Журнальный зал

Русский
толстый журнал как эстетический феномен

Опубликовано в журнале: НЛО 2003, 63

ВОСКРЕШЕНИЕ РОМАНТИЧЕСКОЙ ИГРЫ

Мильштейн А. Школа кибернетики. Новеллы. — М.: ОЛМА-ПРЕСС, 2002.

“Школа кибернетики” — первая книга давно работающего автора, и этот поздний дебют следует признать очень интересным событием. Хотя поначалу книга эта вводит в заблуждение.

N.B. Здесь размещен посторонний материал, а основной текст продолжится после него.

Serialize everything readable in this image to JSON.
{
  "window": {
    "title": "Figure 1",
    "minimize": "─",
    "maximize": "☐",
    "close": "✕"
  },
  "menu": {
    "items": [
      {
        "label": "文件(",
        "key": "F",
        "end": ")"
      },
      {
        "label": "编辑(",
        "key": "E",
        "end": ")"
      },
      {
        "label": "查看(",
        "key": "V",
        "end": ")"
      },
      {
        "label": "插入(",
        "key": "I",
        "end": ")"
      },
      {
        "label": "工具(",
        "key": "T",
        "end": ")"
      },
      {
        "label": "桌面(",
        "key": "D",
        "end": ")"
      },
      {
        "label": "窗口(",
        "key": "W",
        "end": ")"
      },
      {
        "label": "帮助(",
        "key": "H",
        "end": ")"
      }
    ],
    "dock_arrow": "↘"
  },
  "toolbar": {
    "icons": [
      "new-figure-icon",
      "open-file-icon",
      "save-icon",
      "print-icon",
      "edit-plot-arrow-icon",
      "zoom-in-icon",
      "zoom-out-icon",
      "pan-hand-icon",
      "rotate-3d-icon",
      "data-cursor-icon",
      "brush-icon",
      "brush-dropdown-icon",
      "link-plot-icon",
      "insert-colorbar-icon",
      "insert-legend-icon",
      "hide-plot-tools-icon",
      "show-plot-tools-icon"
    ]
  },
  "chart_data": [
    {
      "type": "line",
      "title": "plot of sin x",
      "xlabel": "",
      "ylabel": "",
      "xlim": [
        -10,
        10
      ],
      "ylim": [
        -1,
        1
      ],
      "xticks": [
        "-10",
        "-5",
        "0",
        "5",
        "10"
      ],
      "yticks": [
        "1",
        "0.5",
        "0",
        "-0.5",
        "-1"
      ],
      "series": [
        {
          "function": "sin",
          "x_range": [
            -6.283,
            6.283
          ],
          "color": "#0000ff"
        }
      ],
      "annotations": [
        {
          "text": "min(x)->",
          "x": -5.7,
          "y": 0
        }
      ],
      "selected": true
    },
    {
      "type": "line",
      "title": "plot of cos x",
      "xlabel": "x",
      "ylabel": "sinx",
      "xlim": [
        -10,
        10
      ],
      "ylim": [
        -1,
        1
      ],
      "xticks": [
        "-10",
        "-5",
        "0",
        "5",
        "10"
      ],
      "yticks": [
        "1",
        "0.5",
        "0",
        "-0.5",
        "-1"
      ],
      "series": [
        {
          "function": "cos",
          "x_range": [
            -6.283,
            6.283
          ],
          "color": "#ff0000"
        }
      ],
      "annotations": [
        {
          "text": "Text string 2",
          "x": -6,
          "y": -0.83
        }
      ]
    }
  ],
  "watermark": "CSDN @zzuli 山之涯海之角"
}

В названии и биографической справке на обложке сообщается: автор закончил мехмат Харьковского университета, работает программистом. После такой подготовки ожидаешь найти в книге “родимые пятна” виртуальной прозы: условных персонажей, взаимоисключающие интерпретации, игры с “небытием” или использование профессионального жаргона программистов, в котором “мама” и “железо” означают совсем не то, что для всех остальных людей (а вовсе даже — соответственно — материнскую плату и “материальную часть” компьютера).

Подобные “родимые пятна” в книге Мильштейна действительно есть, однако у этих рассказов есть намного более глубокое и своеобразное содержание, никак к этим “пятнам” не сводимое. В одной из “новелл” рассказчик-программист бросает походя пару терминов — обеспечивает себе правдоподобность. Упоминается первый П. из “поколения П” (он же — весьма прозрачно зашифрованный Валентин Поленин, автор не то “Синонимов смерти”, не то “Омонимов”) — и это, пожалуй, все. В остальном автор ведет себя как обыкновенный гуманитарий. Цитата из Норберта Винера напоминает о батлеровской книге “Erehwon” — и помогает набросать нечто вроде “антиутопической” картины мира, прибранного к рукам машиной. Картинку можно было бы назвать анахроничной, если б не усилия братьев Вачовски, которые вот-вот спустят со стапеля уже и третью “Матрицу”. (Правда, к фильмам Вачовски книга “Школа кибернетики” относится примерно так же, как проза “попутчиков” к идеологически незамутненным манифестам РАППа.) Тайный луддит, играющий в компьютерные игры, — homo ludens (автор любит игры со словами гораздо больше компьютерных) — это выглядит как автохарактеристика. Только этому “человеку играющему” недостает неомраченной беззаботности: призрак постчеловеческой эпохи, которая, может быть, уже наступила, не располагает к веселью.

Поэтому-то и трудно объяснить несомненное обаяние книги и назвать наличествующую в ней (по непосредственному ощущению) “длинную фанатическую мысль” автора.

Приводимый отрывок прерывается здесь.